Jul 10 06:58:24 MST: %BGP-3-NOTIFICATION: sent to neighbor X.X.X.X 3/3 (update missing required attributes) 0 bytes

Anyone clueful at GBLX listening? We've been down for about 4 hours,
and the NOC (call center) people are less than helpful.

bill

I don't know about gblx, but I saw a problem like this at our border.
After JunOS was upgraded to 5.3r2.4 (other side IOS) the session was
continually being reset. The bgp session between theser two peers
was setup with family inet any (for multicast peering) and when that
was removed, the problem went away. I also heard about a problem that
may be related I2 was having with their Juniper code, it sounded
related, but I haven't investigated the details yet.

John

This sounds an awful lot like a problem we saw awhile back when
upgrading from JUNOS 4.x to 5.x. At some point (I don't remember
exactly when, but the details should be in the case notes of
PR.19592) Juniper implemented a change that which makes their box
compliant with RFC 2858. However, when speaking BGP with a
non-RFC-compliant box (such as a Cisco running something like
12.0(15)S) the session flaps continuously in the manner you
describe because the other box expects the NEXT_HOP attribute to
be present in every update message.

Quoting from an email exchange I had with our Juniper rep:

"The result of the change is that JUNOS no longer sends the NEXT_HOP
attribute in an UPDATE message if only the MP_REACH_NLRI attribute is
present.
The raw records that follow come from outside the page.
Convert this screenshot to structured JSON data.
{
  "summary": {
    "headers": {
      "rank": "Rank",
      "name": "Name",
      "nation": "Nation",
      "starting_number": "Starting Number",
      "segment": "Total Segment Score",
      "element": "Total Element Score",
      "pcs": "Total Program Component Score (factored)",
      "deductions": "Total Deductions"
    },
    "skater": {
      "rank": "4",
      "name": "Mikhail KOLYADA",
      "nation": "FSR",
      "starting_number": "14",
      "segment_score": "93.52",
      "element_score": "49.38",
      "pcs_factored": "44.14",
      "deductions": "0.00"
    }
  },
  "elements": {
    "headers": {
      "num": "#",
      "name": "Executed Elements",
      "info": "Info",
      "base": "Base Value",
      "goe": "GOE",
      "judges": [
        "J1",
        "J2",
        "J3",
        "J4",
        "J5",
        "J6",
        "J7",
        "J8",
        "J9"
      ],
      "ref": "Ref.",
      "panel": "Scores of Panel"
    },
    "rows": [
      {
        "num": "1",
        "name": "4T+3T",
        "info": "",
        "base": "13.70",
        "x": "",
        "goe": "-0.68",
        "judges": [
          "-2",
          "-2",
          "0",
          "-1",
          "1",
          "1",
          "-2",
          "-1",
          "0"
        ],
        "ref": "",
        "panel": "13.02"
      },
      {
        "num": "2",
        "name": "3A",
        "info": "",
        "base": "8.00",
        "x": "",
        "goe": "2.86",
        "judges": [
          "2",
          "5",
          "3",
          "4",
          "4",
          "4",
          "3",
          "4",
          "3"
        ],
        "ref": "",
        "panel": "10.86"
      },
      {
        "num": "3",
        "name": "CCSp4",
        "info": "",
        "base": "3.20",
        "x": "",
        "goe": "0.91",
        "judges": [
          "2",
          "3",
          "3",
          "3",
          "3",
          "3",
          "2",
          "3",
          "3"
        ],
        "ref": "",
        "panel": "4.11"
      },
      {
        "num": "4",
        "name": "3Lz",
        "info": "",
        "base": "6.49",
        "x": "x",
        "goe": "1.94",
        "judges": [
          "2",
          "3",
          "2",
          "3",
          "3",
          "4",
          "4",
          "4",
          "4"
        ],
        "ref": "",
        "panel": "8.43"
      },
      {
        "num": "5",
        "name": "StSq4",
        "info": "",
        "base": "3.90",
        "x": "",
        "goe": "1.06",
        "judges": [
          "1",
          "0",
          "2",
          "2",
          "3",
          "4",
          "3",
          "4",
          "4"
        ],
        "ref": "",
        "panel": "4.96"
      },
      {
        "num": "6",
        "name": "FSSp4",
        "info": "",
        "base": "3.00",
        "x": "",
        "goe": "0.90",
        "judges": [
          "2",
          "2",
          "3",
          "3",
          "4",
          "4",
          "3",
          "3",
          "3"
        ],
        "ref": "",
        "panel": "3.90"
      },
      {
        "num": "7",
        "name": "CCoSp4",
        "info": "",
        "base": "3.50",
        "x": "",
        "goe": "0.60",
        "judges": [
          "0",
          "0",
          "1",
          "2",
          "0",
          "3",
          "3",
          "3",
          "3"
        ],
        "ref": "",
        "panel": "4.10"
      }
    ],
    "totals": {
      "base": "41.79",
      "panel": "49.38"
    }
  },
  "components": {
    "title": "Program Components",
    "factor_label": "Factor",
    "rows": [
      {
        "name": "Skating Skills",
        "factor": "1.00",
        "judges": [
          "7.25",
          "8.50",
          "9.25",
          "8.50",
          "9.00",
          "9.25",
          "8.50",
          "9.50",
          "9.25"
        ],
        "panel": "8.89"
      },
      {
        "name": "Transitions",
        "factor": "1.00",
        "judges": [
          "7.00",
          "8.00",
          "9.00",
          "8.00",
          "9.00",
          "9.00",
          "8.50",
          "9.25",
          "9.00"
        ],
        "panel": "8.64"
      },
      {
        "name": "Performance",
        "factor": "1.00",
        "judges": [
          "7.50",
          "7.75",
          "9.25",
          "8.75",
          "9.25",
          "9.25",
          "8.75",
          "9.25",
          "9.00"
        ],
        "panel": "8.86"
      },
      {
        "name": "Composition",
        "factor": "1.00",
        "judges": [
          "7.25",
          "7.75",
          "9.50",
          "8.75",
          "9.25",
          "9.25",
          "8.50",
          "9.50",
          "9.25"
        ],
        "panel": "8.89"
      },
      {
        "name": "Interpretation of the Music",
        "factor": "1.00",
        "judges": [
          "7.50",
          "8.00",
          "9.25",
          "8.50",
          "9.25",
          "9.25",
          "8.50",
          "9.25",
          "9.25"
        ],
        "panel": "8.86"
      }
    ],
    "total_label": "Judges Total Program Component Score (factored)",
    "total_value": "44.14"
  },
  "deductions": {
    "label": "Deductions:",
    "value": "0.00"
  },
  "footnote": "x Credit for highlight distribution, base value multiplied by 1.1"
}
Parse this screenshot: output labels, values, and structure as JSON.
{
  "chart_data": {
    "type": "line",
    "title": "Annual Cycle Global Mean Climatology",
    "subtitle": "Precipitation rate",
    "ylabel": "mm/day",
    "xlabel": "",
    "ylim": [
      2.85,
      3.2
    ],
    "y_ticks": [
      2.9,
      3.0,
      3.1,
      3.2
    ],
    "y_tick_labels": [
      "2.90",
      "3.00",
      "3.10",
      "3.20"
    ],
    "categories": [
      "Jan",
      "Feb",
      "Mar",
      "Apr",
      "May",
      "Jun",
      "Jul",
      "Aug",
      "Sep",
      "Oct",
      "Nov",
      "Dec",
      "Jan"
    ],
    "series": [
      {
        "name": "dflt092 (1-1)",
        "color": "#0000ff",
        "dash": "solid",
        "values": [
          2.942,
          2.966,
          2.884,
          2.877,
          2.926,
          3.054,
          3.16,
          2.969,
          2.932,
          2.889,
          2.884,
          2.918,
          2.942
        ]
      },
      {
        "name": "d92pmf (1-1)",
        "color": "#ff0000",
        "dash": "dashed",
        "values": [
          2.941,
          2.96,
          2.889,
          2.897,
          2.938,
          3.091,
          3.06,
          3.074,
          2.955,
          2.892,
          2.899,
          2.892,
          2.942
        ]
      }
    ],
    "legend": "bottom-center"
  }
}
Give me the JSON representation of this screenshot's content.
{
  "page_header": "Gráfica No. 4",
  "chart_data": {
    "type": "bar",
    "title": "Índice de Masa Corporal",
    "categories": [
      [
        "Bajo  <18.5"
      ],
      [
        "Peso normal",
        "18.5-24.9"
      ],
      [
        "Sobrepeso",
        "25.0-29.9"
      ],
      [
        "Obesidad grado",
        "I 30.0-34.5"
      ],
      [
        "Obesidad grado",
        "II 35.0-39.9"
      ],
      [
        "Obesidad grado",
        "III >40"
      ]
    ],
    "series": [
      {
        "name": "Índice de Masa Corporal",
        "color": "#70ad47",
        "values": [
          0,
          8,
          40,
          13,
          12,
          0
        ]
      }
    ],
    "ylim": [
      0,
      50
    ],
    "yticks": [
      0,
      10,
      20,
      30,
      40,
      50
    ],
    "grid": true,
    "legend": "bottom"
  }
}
A workaround is to only use family inet unicast instead of
multicast or any on all BGP sessions to those cisco routers or upgrade
all of the cisco routers."

You might try forcing 'nlri uni' on your side to see if that
does anything.

Interested parties may wish to have a look at PR.22527, which was
opened at our request and adds a knob to revert back to the
non-RFC-compliant behavior, which is useful during a transition
period.

--Jeff

That was it- A quick TAC case later (about 10 minutes turnaround from
problem submission to resolution- upgrade IOS or remove multicast from
bgp peer) and the problem is fixed. I removed multicast since it was
not required on this peer, and will schedule the IOS upgrade during
a more friendly maintenance window.

GBLX, however, has not returned my call since I opened a high priority,
customer down ticket about 1.5 hours ago. Like all other support calls
to their NOC, this seems to have disappeared into nevernever land.
I love the GBLX network when it works, but god help you if you ever
need to talk to a clueful NOC person to fix a problem (especially after
hours.)

bill

Can you provide any details as to why you had to "remove multicast" -
do you mean, remove MBGP ? Or is there more?

nanog wrote:

Yes, removing MBGP from the neighbor statement. Sorry for the ambiguity.

bill